Le strade della Juve Stabia e di Ignazio Abate si separano dopo una sola stagione, ma sarebbe riduttivo giudicare questo percorso soltanto attraverso i numeri. Dietro le 42 partite disputate, i 12 successi, i 19 pareggi e le 11 sconfitte c’è infatti molto di più: c’è il lavoro di un allenatore che ha saputo raccogliere una pesante eredità, quella lasciata da Guido Pagliuca, per guidare la squadra in uno dei momenti più complessi della storia recente del club.

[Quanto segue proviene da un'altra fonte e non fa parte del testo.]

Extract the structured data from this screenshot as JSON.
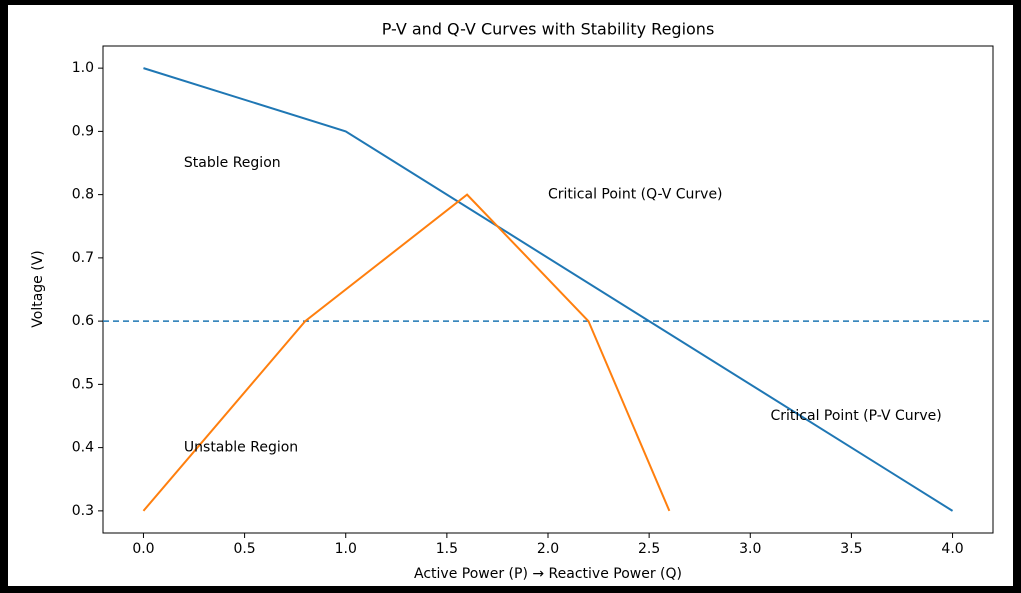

La notizia della risoluzione consensuale del rapporto professionale tra la società gialloblù e il tecnico segna la fine di un capitolo importante. Arrivato a Castellammare di Stabia il 19 giugno dello scorso anno, Abate ha accettato una sfida tutt’altro che semplice, trovandosi a lavorare in un contesto caratterizzato da difficoltà societarie, incertezze e continui cambiamenti che avrebbero potuto compromettere il rendimento di qualsiasi squadra.
Eppure, nonostante tutto, la Juve Stabia ha saputo mantenere la propria identità. Ha lottato, sofferto, reagito e soprattutto ha continuato a essere competitiva. Il risultato più significativo è arrivato sul campo: la qualificazione ai playoff per la Serie A per il secondo anno consecutivo, un traguardo che conferma il valore del percorso intrapreso dalle Vespe negli ultimi anni e che porta anche la firma di Ignazio Abate.
La corsa si è fermata soltanto nella semifinale di ritorno contro il Monza, ma questo non cancella quanto costruito durante la stagione. Al contrario, testimonia la capacità di una squadra e del suo allenatore di restare protagonisti in un campionato difficile e altamente competitivo come la Serie B.
Abate ha portato a Castellammare professionalità, equilibrio e dedizione. Non ha mai cercato alibi, neppure nei momenti più complicati. Ha sempre messo il gruppo davanti a tutto, lavorando quotidianamente con serietà e mantenendo alta la concentrazione della squadra anche quando le vicende extracampo rischiavano di distrarre l’ambiente.
Il comunicato diffuso dalla società sottolinea giustamente “la professionalità, la serietà e l’impegno” mostrati dal tecnico nel corso dell’annata appena conclusa. Parole che fotografano perfettamente il contributo offerto da Abate alla causa gialloblù.
Questo è il testo del comunicato stampa della Juve Stabia che annuncia la risoluzione del contratto con Mister Abate:
La S.S. Juve Stabia 1907 comunica di aver raggiunto un accordo per la risoluzione consensuale del rapporto professionale con l’allenatore Ignazio Abate.
Giunto a Castellammare di Stabia il 19 giugno scorso, mister Abate ha guidato la formazione gialloblù nel corso della stagione 2025/2026, ottenendo 12 vittorie, 19 pareggi e 11 sconfitte. Nel corso della sua gestione tecnica, ha guidato le Vespe alla seconda qualificazione consecutiva ai Playoff per la Serie A, conclusasi con l’eliminazione nella semifinale di ritorno in quel di Monza lo scorso 19 maggio.
La società desidera rivolgere ad Ignazio Abate il più sentito ringraziamento per la professionalità, la serietà e l’impegno profusi durante l’annata sportiva appena terminata, rivolgendogli i migliori auguri per il prosieguo della sua carriera professionale.
Nel calcio moderno, spesso dominato dalla ricerca spasmodica del risultato immediato, non sempre viene riconosciuto il valore umano di chi lavora con correttezza e rispetto. Ignazio Abate appartiene a quella categoria di professionisti che lasciano un ricordo positivo non soltanto per ciò che ottengono sul campo, ma anche per il modo in cui rappresentano una società e una città.
Per questo motivo il suo addio non può essere accolto con indifferenza. Castellammare saluta un allenatore che ha saputo onorare i colori della Juve Stabia con dignità e competenza, contribuendo a mantenere il club nelle zone nobili della classifica e regalando ai tifosi un’altra stagione da protagonisti.
Ora per la Juve Stabia si apre una nuova fase, con una nuova proprietà e con nuovi progetti all’orizzonte. Ma nel libro della storia recente delle Vespe resterà anche il capitolo firmato da Ignazio Abate, l’allenatore che, in un anno pieno di difficoltà e incertezze, ha saputo tenere la barra dritta e portare la squadra ancora una volta a sognare la Serie A.
Grazie mister. Per il lavoro svolto, per la serietà dimostrata e per aver rappresentato con orgoglio i colori gialloblù. A lei l’augurio di raccogliere altrove le soddisfazioni che merita, con la consapevolezza di lasciare a Castellammare il rispetto e la stima di un’intera piazza.